The bank will make a decision on its domicile by the end of the year, chairman Douglas Flint reaffirmed, after announcing the review in April.
The Telegraph reports that one factor pushing the bank to consider moving is the bank levy, a British tax introduced in 2010 that targets UK-based banks’ global balance sheets. As a highly globalised bank, this hit HSBC harder than any of its rivals.
In last month’s emergency budget Chancellor George Osborne said he would cut back the levy and introduce an 8 per cent corporation tax surcharge on UK profits instead – a move aimed at encouraging HSBC to stay.
“The UK’s made some changes to the tax framework which we think are positive to the structure of taxing banks in the UK,” said Mr Flint. But he warned that while the change “comes into the mix, it is not determinative”.
Group finance director Iain Mackay said: “There was obviously a very welcome change in the rate as applied to bank levy, which kicks in next year, which is helpful. [But with the] corporate rate, the 8pc surcharge, the effect of those two items together is effectively neutral until 2020.”
They were speaking as HSBC announced the sale of its Brazilian business alongside a surprisingly strong 10 per cent rise in half-year profits to $13.6bn (£8.7bn).
The bank said Banco Bradesco would buy its Brazilian operations for $5.2bn, a higher sum than expected and equivalent to 1.8 times the book value. The sale is part of HSBC’s withdrawal from several markets where the bank has not performed as well as hoped, with a sale of its Turkish assets still in progress.

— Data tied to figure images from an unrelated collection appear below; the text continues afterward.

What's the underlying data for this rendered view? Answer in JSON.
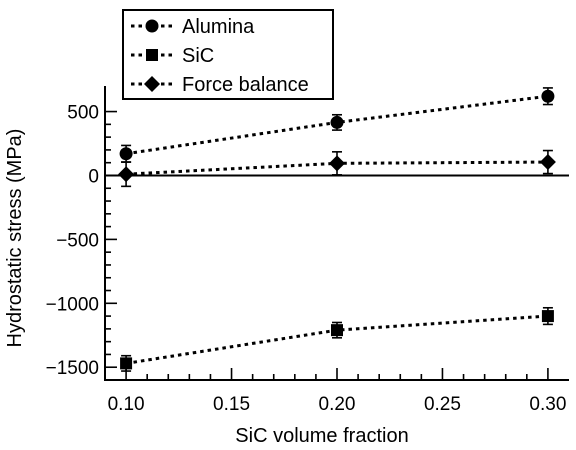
{
  "chart_data": {
    "type": "line",
    "xlabel": "SiC volume fraction",
    "ylabel": "Hydrostatic stress (MPa)",
    "xlim": [
      0.09,
      0.31
    ],
    "ylim": [
      -1600,
      700
    ],
    "x_ticks": [
      0.1,
      0.15,
      0.2,
      0.25,
      0.3
    ],
    "x_tick_labels": [
      "0.10",
      "0.15",
      "0.20",
      "0.25",
      "0.30"
    ],
    "y_ticks": [
      500,
      0,
      -500,
      -1000,
      -1500
    ],
    "y_tick_labels": [
      "500",
      "0",
      "−500",
      "−1000",
      "−1500"
    ],
    "zero_line": true,
    "grid": false,
    "legend_position": "top-left",
    "series": [
      {
        "name": "Alumina",
        "marker": "circle",
        "line_style": "dotted",
        "x": [
          0.1,
          0.2,
          0.3
        ],
        "y": [
          170,
          415,
          620
        ],
        "error": [
          65,
          60,
          65
        ]
      },
      {
        "name": "SiC",
        "marker": "square",
        "line_style": "dotted",
        "x": [
          0.1,
          0.2,
          0.3
        ],
        "y": [
          -1470,
          -1210,
          -1100
        ],
        "error": [
          60,
          60,
          65
        ]
      },
      {
        "name": "Force balance",
        "marker": "diamond",
        "line_style": "dotted",
        "x": [
          0.1,
          0.2,
          0.3
        ],
        "y": [
          10,
          95,
          105
        ],
        "error": [
          95,
          90,
          90
        ]
      }
    ]
  }
}
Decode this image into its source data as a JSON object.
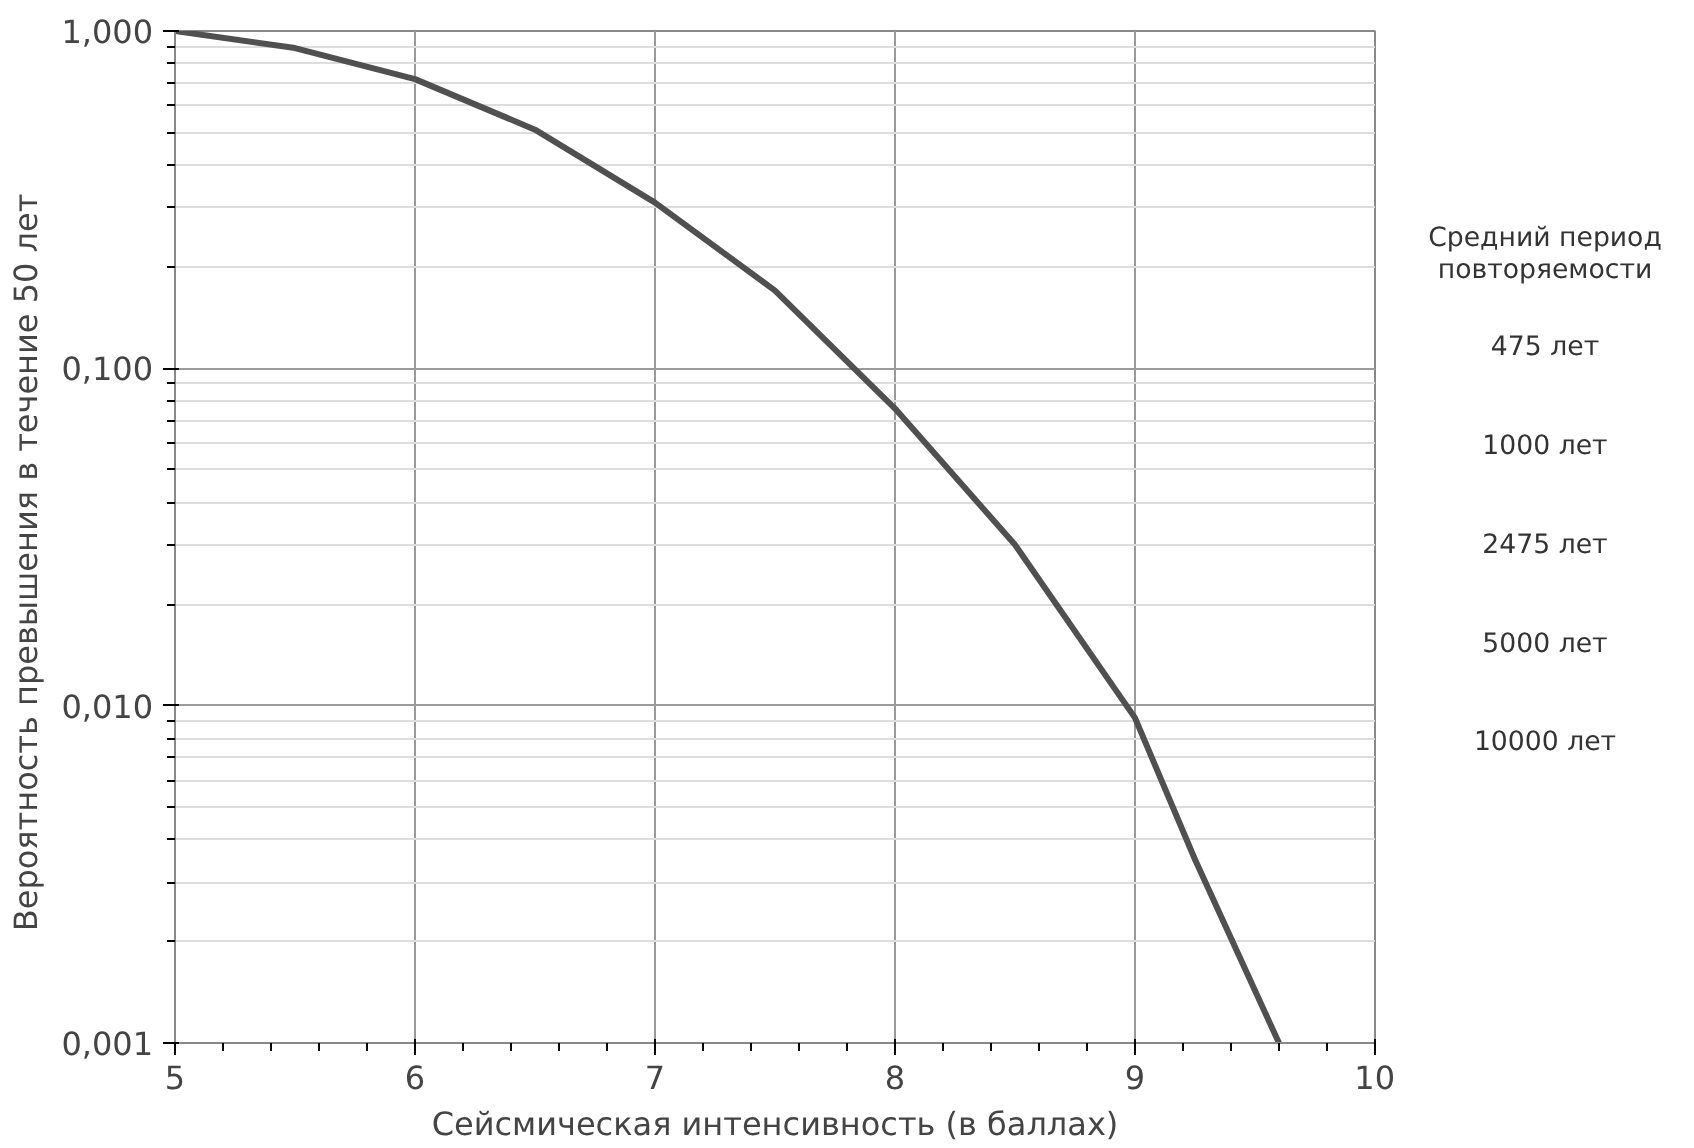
{
  "chart_data": {
    "type": "line",
    "xlabel": "Сейсмическая интенсивность (в баллах)",
    "ylabel": "Вероятность  превышения  в  течение  50  лет",
    "x": [
      5,
      5.5,
      6,
      6.5,
      7,
      7.5,
      8,
      8.5,
      9,
      9.25,
      9.6
    ],
    "series": [
      {
        "color": "#505050",
        "values": [
          1.0,
          0.89,
          0.72,
          0.51,
          0.31,
          0.17,
          0.076,
          0.03,
          0.0092,
          0.0035,
          0.001
        ]
      }
    ],
    "xlim": [
      5,
      10
    ],
    "xticks": [
      5,
      6,
      7,
      8,
      9,
      10
    ],
    "ylim": [
      0.001,
      1
    ],
    "yticks": [
      {
        "value": 0.001,
        "label": "0,001"
      },
      {
        "value": 0.01,
        "label": "0,010"
      },
      {
        "value": 0.1,
        "label": "0,100"
      },
      {
        "value": 1,
        "label": "1,000"
      }
    ],
    "annotations": [
      "Средний период повторяемости",
      "475 лет",
      "1000 лет",
      "2475 лет",
      "5000 лет",
      "10000 лет"
    ],
    "log": "y",
    "grid": true,
    "marker": "none",
    "line_style": "solid"
  }
}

Brazil is a major part of HSBC’s Latin American operations, generating about half of the bank’s $2.25bn net income in the region, and $191m in pre-tax profits. The bank will keep a “modest” corporate banking operation in the country after the sale.
HSBC’s profits were held back in the first-half by an additional $1.5bn of provisions for misconduct, including an extra $1.3bn for upcoming foreign exchange settlements. HSBC is being investigated by authorities in countries including the US, Brazil and South Korea, as well as the EU.
It is also facing private and public legal action over claims of manipulation of interest rate benchmarks including Libor, but is as yet unable to estimate the likely cost of the cases.
Other expected legal bills include costs of up to $700m in Brazilian interest rate claims, $3.6bn for securities litigation in the US, $500m related to its US cards business and $800m in claims around the Bernie Madoff fraud. However, the bank stressed that the outcomes of these cases and the related costs were still highly uncertain.
HSBC said its overall profits for the first six months of the year represented a 2 per cent rise, once the positive effect of currency movements and other one-off items were stripped out.
“We have commenced our work to reduce costs and expect to be able to demonstrate tangible progress in the coming quarters,” said Stuart Gulliver, chief executive. “Fulfilling these actions will also entail a number of one-off transformation costs, some of which will be incurred during the second half of 2015.”
The cost-cutting drive will include up to 25,000 job cuts worldwide. A further 22,000 jobs in the UK will be re-assigned to a new employer later this year as the British retail bank is carved out into a separate ring-fenced unit, headquartered in Birmingham. HSBC is planning to rebrand this unit, potentially reviving the old Midland Bank brand or expanding its successful online name First Direct. The unit could also be floated off on the stock market as a separate entity.
Mr Gulliver said the bank was pouring more resources into its Asian business, with half of all its reallocated capital going to the region, and the remainder being spread more thinly around the rest of the world. When the bank cannot find suitable high-return investments, it will return capital to the shareholders, he said.
Revenue in Hong Kong rose by 10 per cent, on strong retail and wealth management performance, helping drive Asian pre-tax profits up 7 per cent to $8bn. As a result Asia makes the vast majority of the group’s global profits, and contrasts sharply with Europe where adjusted pre-tax profits fell 6pc to $2.8bn as regulatory and compliance costs continued to bite.
Global banking and markets, the firm’s investment banking arm, reported pre-tax profits of $4.8bn, a rise of 12 per cent on the same period last year. The result marks a recovery from a rocky end to 2014, when the investment bank posted worse-than-expected losses on loans.
HSBC’s global private bank, which is under investigation for the tax affairs of its Swiss clients, saw profits fall 4 per cent to $321m.
The firm said its common equity tier 1 ratio was 11.6 per cent, up from 11.3 per cent a year ago, as the bank improves its capital base and shrinks its overall size. Total assets fell from $2.75 trillion a year ago to $2.57 trillion.